Treatment and prevent of poison Ivy

Symptoms and Treatment

poison ivy rash

The good news is: the rash and itching will go away without any treatment. The bad news is: it will probably take a couple of weeks for it to go away. Treatment of poison ivy, oak, and sumac are all about comfort. You want to relieve the itching and inflammation.

  • Call 911 if you have any trouble breathing. This is especially true if you inhale smoke from burning poison ivy.
  • Call the doctor if the rash is on or around your eyes, covers a large part of your body, or seems to be infected (fever, swelling or oozing).

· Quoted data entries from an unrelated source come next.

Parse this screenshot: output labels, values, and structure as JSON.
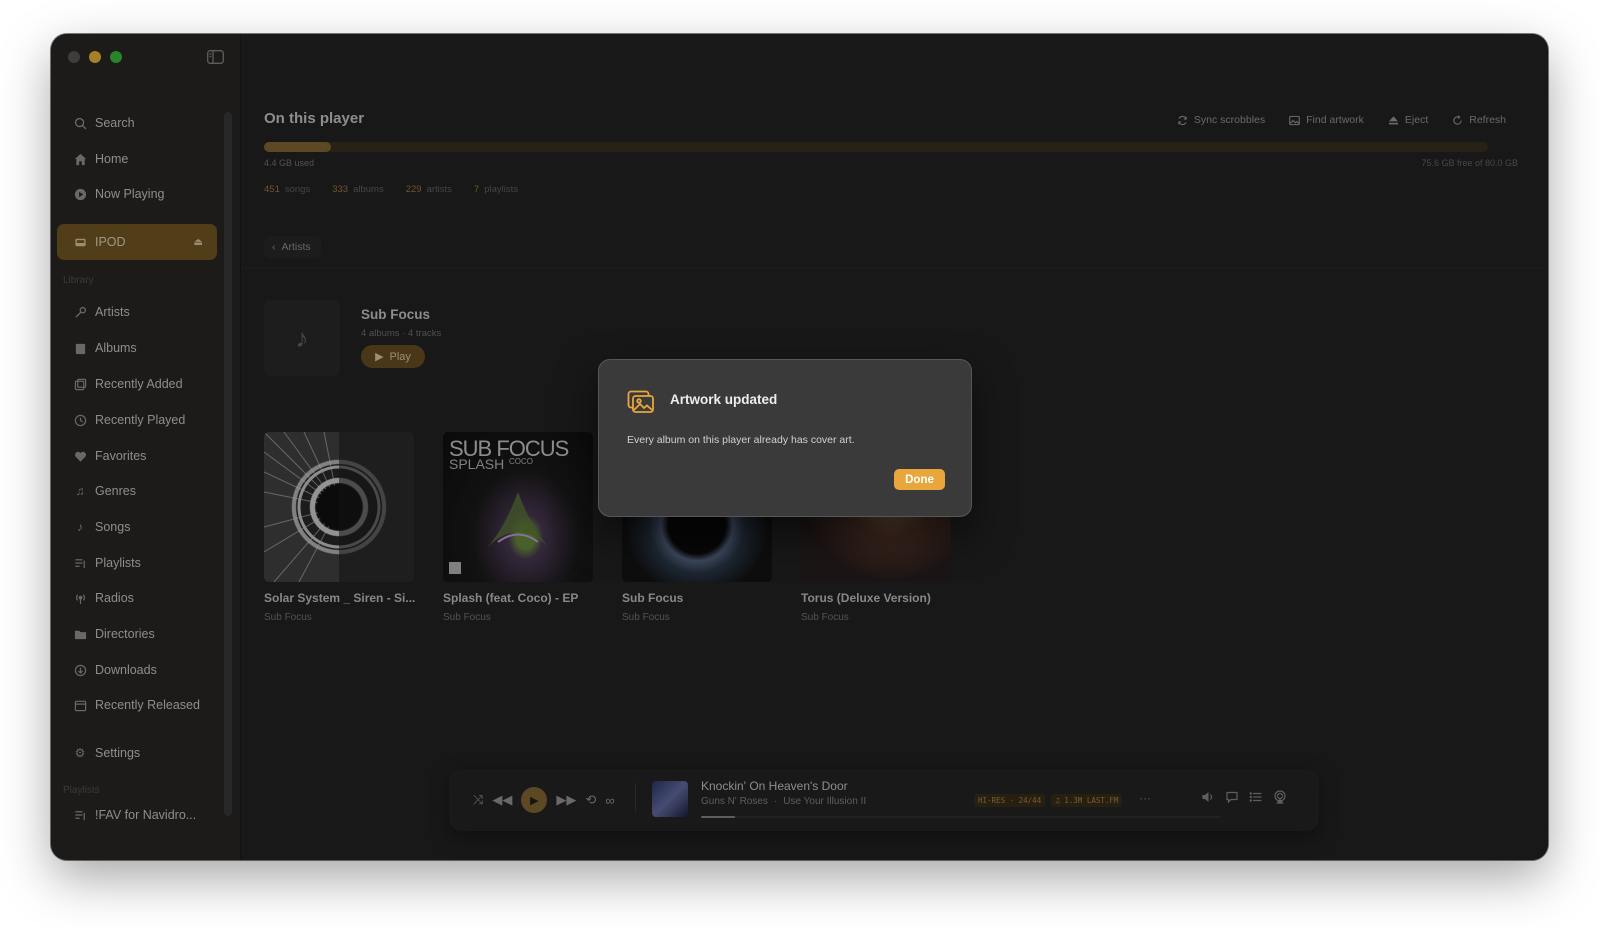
{
  "sidebar": {
    "nav_top": [
      {
        "label": "Search",
        "icon": "search-icon"
      },
      {
        "label": "Home",
        "icon": "home-icon"
      },
      {
        "label": "Now Playing",
        "icon": "play-circle-icon"
      }
    ],
    "device": {
      "label": "IPOD",
      "icon": "ipod-icon"
    },
    "library_label": "Library",
    "library": [
      {
        "label": "Artists",
        "icon": "microphone-icon"
      },
      {
        "label": "Albums",
        "icon": "album-icon"
      },
      {
        "label": "Recently Added",
        "icon": "recently-added-icon"
      },
      {
        "label": "Recently Played",
        "icon": "history-icon"
      },
      {
        "label": "Favorites",
        "icon": "heart-icon"
      },
      {
        "label": "Genres",
        "icon": "genres-icon"
      },
      {
        "label": "Songs",
        "icon": "music-note-icon"
      },
      {
        "label": "Playlists",
        "icon": "playlist-icon"
      },
      {
        "label": "Radios",
        "icon": "radio-icon"
      },
      {
        "label": "Directories",
        "icon": "folder-icon"
      },
      {
        "label": "Downloads",
        "icon": "download-icon"
      },
      {
        "label": "Recently Released",
        "icon": "calendar-icon"
      }
    ],
    "settings": {
      "label": "Settings",
      "icon": "gear-icon"
    },
    "playlists_label": "Playlists",
    "playlists": [
      {
        "label": "!FAV for Navidro...",
        "icon": "playlist-icon"
      }
    ]
  },
  "main": {
    "title": "On this player",
    "toolbar": {
      "sync_scrobbles": "Sync scrobbles",
      "find_artwork": "Find artwork",
      "eject": "Eject",
      "refresh": "Refresh"
    },
    "storage": {
      "used_label": "4.4 GB used",
      "free_label": "75.6 GB free of 80.0 GB",
      "used_fraction": 0.055
    },
    "stats": [
      {
        "value": "451",
        "label": "songs"
      },
      {
        "value": "333",
        "label": "albums"
      },
      {
        "value": "229",
        "label": "artists"
      },
      {
        "value": "7",
        "label": "playlists"
      }
    ],
    "back_label": "Artists",
    "artist": {
      "name": "Sub Focus",
      "meta": "4 albums · 4 tracks",
      "play_label": "Play"
    },
    "albums": [
      {
        "title": "Solar System _ Siren - Si...",
        "artist": "Sub Focus"
      },
      {
        "title": "Splash (feat. Coco) - EP",
        "artist": "Sub Focus"
      },
      {
        "title": "Sub Focus",
        "artist": "Sub Focus"
      },
      {
        "title": "Torus (Deluxe Version)",
        "artist": "Sub Focus"
      }
    ],
    "album_art_text": {
      "splash_line1": "SUB FOCUS",
      "splash_line2": "SPLASH",
      "splash_feat": "COCO"
    }
  },
  "player": {
    "title": "Knockin' On Heaven's Door",
    "artist": "Guns N' Roses",
    "separator": "·",
    "album": "Use Your Illusion II",
    "badges": [
      "HI-RES · 24/44",
      "♫ 1.3M LAST.FM"
    ],
    "progress_fraction": 0.065,
    "more": "···"
  },
  "dialog": {
    "title": "Artwork updated",
    "message": "Every album on this player already has cover art.",
    "done_label": "Done",
    "icon": "artwork-icon"
  },
  "colors": {
    "accent": "#e8a63c",
    "accent_dim": "#7a5a26",
    "window_bg": "#242424",
    "sidebar_bg": "#2a2926"
  }
}
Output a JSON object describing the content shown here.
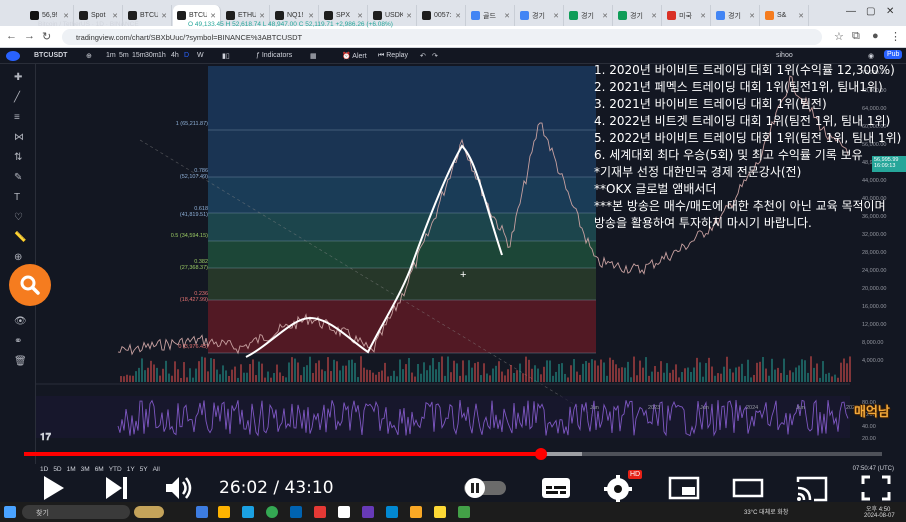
{
  "browser": {
    "tabs": [
      {
        "label": "56,9!",
        "color": "#111111"
      },
      {
        "label": "Spot",
        "color": "#1e1e1e"
      },
      {
        "label": "BTCU",
        "color": "#1e1e1e"
      },
      {
        "label": "BTCU",
        "color": "#1e1e1e"
      },
      {
        "label": "ETHU",
        "color": "#1e1e1e"
      },
      {
        "label": "NQ1!",
        "color": "#1e1e1e"
      },
      {
        "label": "SPX",
        "color": "#1e1e1e"
      },
      {
        "label": "USDK",
        "color": "#1e1e1e"
      },
      {
        "label": "0057:",
        "color": "#1e1e1e"
      },
      {
        "label": "골드",
        "color": "#4285f4"
      },
      {
        "label": "경기",
        "color": "#4285f4"
      },
      {
        "label": "경기",
        "color": "#0f9d58"
      },
      {
        "label": "경기",
        "color": "#0f9d58"
      },
      {
        "label": "미국",
        "color": "#d93025"
      },
      {
        "label": "경기",
        "color": "#4285f4"
      },
      {
        "label": "S&",
        "color": "#f57c1f"
      }
    ],
    "url": "tradingview.com/chart/SBXbUuc/?symbol=BINANCE%3ABTCUSDT"
  },
  "tv": {
    "symbol_chip": "BTCUSDT",
    "intervals": [
      "1m",
      "5m",
      "15m",
      "30m",
      "1h",
      "4h",
      "D",
      "W"
    ],
    "indicators_label": "Indicators",
    "alert_label": "Alert",
    "replay_label": "Replay",
    "user_label": "sihoo",
    "publish_label": "Pub",
    "legend_title": "Bitcoin / TetherUS · 1D · BINANCE",
    "legend_ohlc": "O 49,133.45  H 52,618.74  L 48,947.00  C 52,119.71  +2,986.26 (+6.08%)",
    "fib_levels": [
      {
        "label": "1 (65,211.87)"
      },
      {
        "label": "0.786 (52,107.49)"
      },
      {
        "label": "0.618 (41,819.51)"
      },
      {
        "label": "0.5 (34,594.15)"
      },
      {
        "label": "0.382 (27,368.37)"
      },
      {
        "label": "0.236 (18,427.99)"
      },
      {
        "label": "0 (3,976.43)"
      }
    ],
    "price_axis": [
      "72,000.00",
      "68,000.00",
      "64,000.00",
      "60,000.00",
      "56,000.00",
      "48,947.00",
      "44,000.00",
      "40,000.00",
      "36,000.00",
      "32,000.00",
      "28,000.00",
      "24,000.00",
      "20,000.00",
      "16,000.00",
      "12,000.00",
      "8,000.00",
      "4,000.00",
      "80.00",
      "60.00",
      "40.00",
      "20.00"
    ],
    "price_current": "56,995.99",
    "price_current_time": "16:09:13",
    "x_axis": [
      "Jun",
      "2023",
      "Jun",
      "2024",
      "Jun",
      "2025"
    ],
    "ranges": [
      "1D",
      "5D",
      "1M",
      "3M",
      "6M",
      "YTD",
      "1Y",
      "5Y",
      "All"
    ],
    "utc_time": "07:50:47 (UTC)",
    "screener_label": "Screener",
    "strategy_label": "Stra"
  },
  "overlay_lines": [
    "1. 2020년 바이비트 트레이딩 대회 1위(수익률 12,300%)",
    "2. 2021년 페멕스 트레이딩 대회 1위(팀전1위, 팀내1위)",
    "3. 2021년 바이비트 트레이딩 대회 1위(팀전)",
    "4. 2022년 비트겟 트레이딩 대회 1위(팀전 1위, 팀내 1위)",
    "5. 2022년 바이비트 트레이딩 대회 1위(팀전 1위, 팀내 1위)",
    "6. 세계대회 최다 우승(5회) 및 최고 수익률 기록 보유",
    "*기재부 선정 대한민국 경제 전문강사(전)",
    "**OKX 글로벌 앰배서더",
    "***본 방송은 매수/매도에 대한 추천이 아닌 교육 목적이며",
    "방송을 활용하여 투자하지 마시기 바랍니다."
  ],
  "watermark": "매억남",
  "player": {
    "current_time": "26:02",
    "separator": " / ",
    "duration": "43:10",
    "played_fraction": 0.603,
    "buffered_fraction": 0.65,
    "quality_badge": "HD",
    "accent": "#ff0000"
  },
  "taskbar": {
    "search_placeholder": "찾기",
    "weather": "33°C  대체로 화창",
    "time": "오후 4:50",
    "date": "2024-08-07"
  }
}
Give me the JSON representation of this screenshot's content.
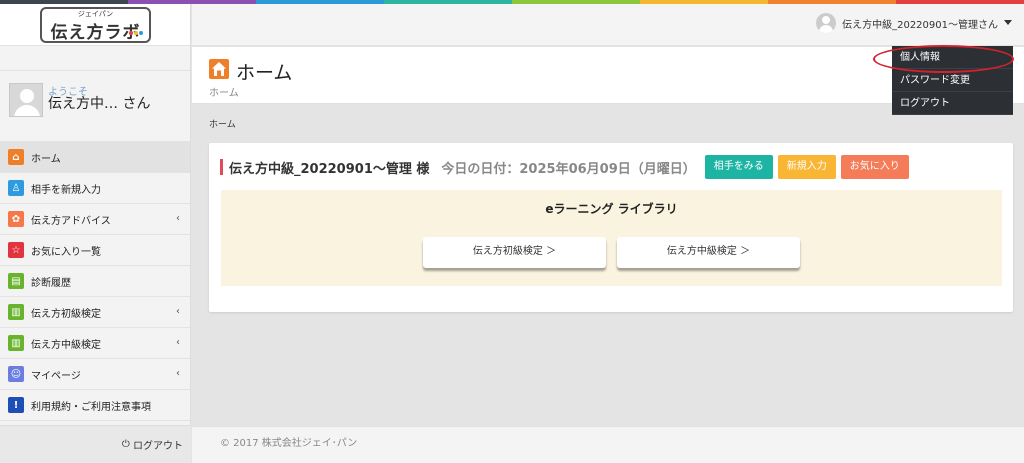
{
  "top_stripe_colors": [
    "#3d4550",
    "#8d4fb3",
    "#2d9ad8",
    "#2cb5a0",
    "#8cc63f",
    "#f5b731",
    "#ef8131",
    "#e4403e"
  ],
  "logo": {
    "kana": "ジェイパン",
    "text": "伝え方ラボ"
  },
  "user_panel": {
    "welcome": "ようこそ",
    "name": "伝え方中… さん"
  },
  "menu": [
    {
      "label": "ホーム",
      "icon": "home-icon",
      "color": "#f07f2a",
      "glyph": "⌂",
      "chevron": ""
    },
    {
      "label": "相手を新規入力",
      "icon": "user-add-icon",
      "color": "#2e9be0",
      "glyph": "♙",
      "chevron": ""
    },
    {
      "label": "伝え方アドバイス",
      "icon": "advice-icon",
      "color": "#f5784a",
      "glyph": "✿",
      "chevron": "‹"
    },
    {
      "label": "お気に入り一覧",
      "icon": "star-icon",
      "color": "#e0353f",
      "glyph": "☆",
      "chevron": ""
    },
    {
      "label": "診断履歴",
      "icon": "document-icon",
      "color": "#6ab42d",
      "glyph": "▤",
      "chevron": ""
    },
    {
      "label": "伝え方初級検定",
      "icon": "book-icon",
      "color": "#6ab42d",
      "glyph": "▥",
      "chevron": "‹"
    },
    {
      "label": "伝え方中級検定",
      "icon": "book-icon",
      "color": "#6ab42d",
      "glyph": "▥",
      "chevron": "‹"
    },
    {
      "label": "マイページ",
      "icon": "mypage-icon",
      "color": "#6b7de0",
      "glyph": "☺",
      "chevron": "‹"
    },
    {
      "label": "利用規約・ご利用注意事項",
      "icon": "notice-icon",
      "color": "#1d4fb6",
      "glyph": "!",
      "chevron": ""
    }
  ],
  "sidebar_logout": "ログアウト",
  "header": {
    "user_label": "伝え方中級_20220901～管理さん"
  },
  "dropdown": [
    "個人情報",
    "パスワード変更",
    "ログアウト"
  ],
  "page": {
    "title": "ホーム",
    "subtitle": "ホーム",
    "breadcrumb": "ホーム"
  },
  "card": {
    "greeting": "伝え方中級_20220901～管理 様",
    "today": "今日の日付：2025年06月09日（月曜日）",
    "buttons": [
      "相手をみる",
      "新規入力",
      "お気に入り"
    ]
  },
  "elearning": {
    "title": "eラーニング ライブラリ",
    "course1": "伝え方初級検定 ＞",
    "course2": "伝え方中級検定 ＞"
  },
  "footer": "© 2017 株式会社ジェイ･パン"
}
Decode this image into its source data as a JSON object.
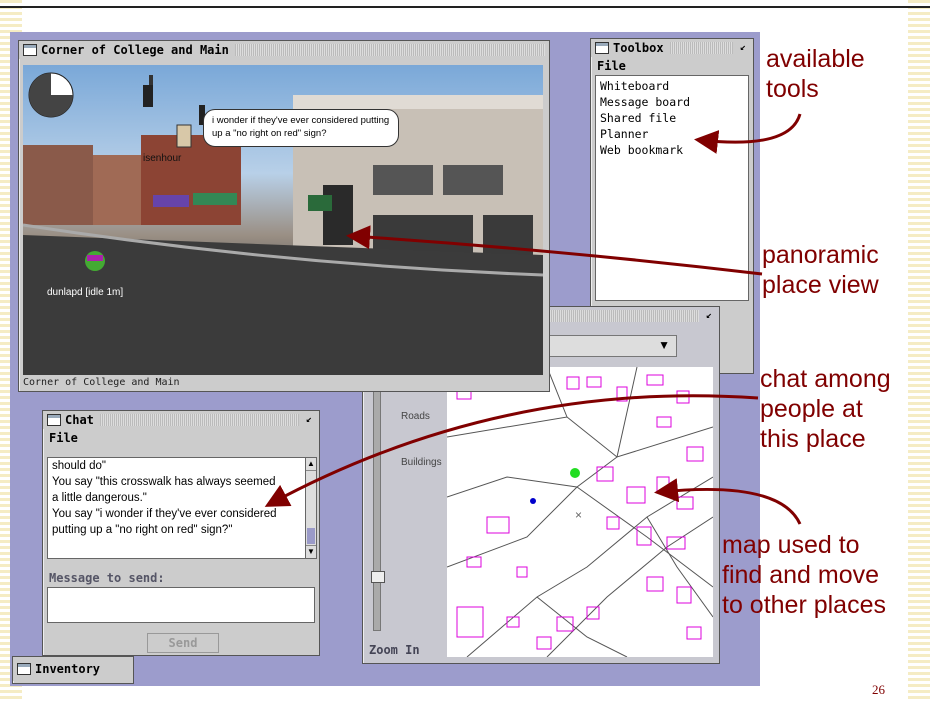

Here are tips to relieve the itching and rash. Some of these work better than others, so it’s really a personal choice, and maybe a little trial and error:

  • Cold compresses on the rash for 15-20 minutes, several times per day. Don’t put ice directly on the skin or leave cold packs on for too long: you can get frostbite from a cold pack if you’re not careful.
  • Use calamine lotion, topical antihistamine or hydrocortisone cream to reduce itching.
  • Taking oral antihistamines such as Benedryl (diphenhydramine) should help reduce itching.

Here are some home remedies and alternative medicine treatments that might help with the itching:

  • Baking soda and colloidal oatmeal are protectants that relieve minor skin irritation and itching.
  • Aloe vera applied directly to the rash. If you have a plant, cut it open and rub the slippery part right on the skin. You can also try topical products with aloe included.
  • Take a cool bath.

Prevention is the best treatment for poison ivy. Knowledge is power. The way to prevent poison ivy, oak or sumac is to know what you’re looking for and how to avoid it.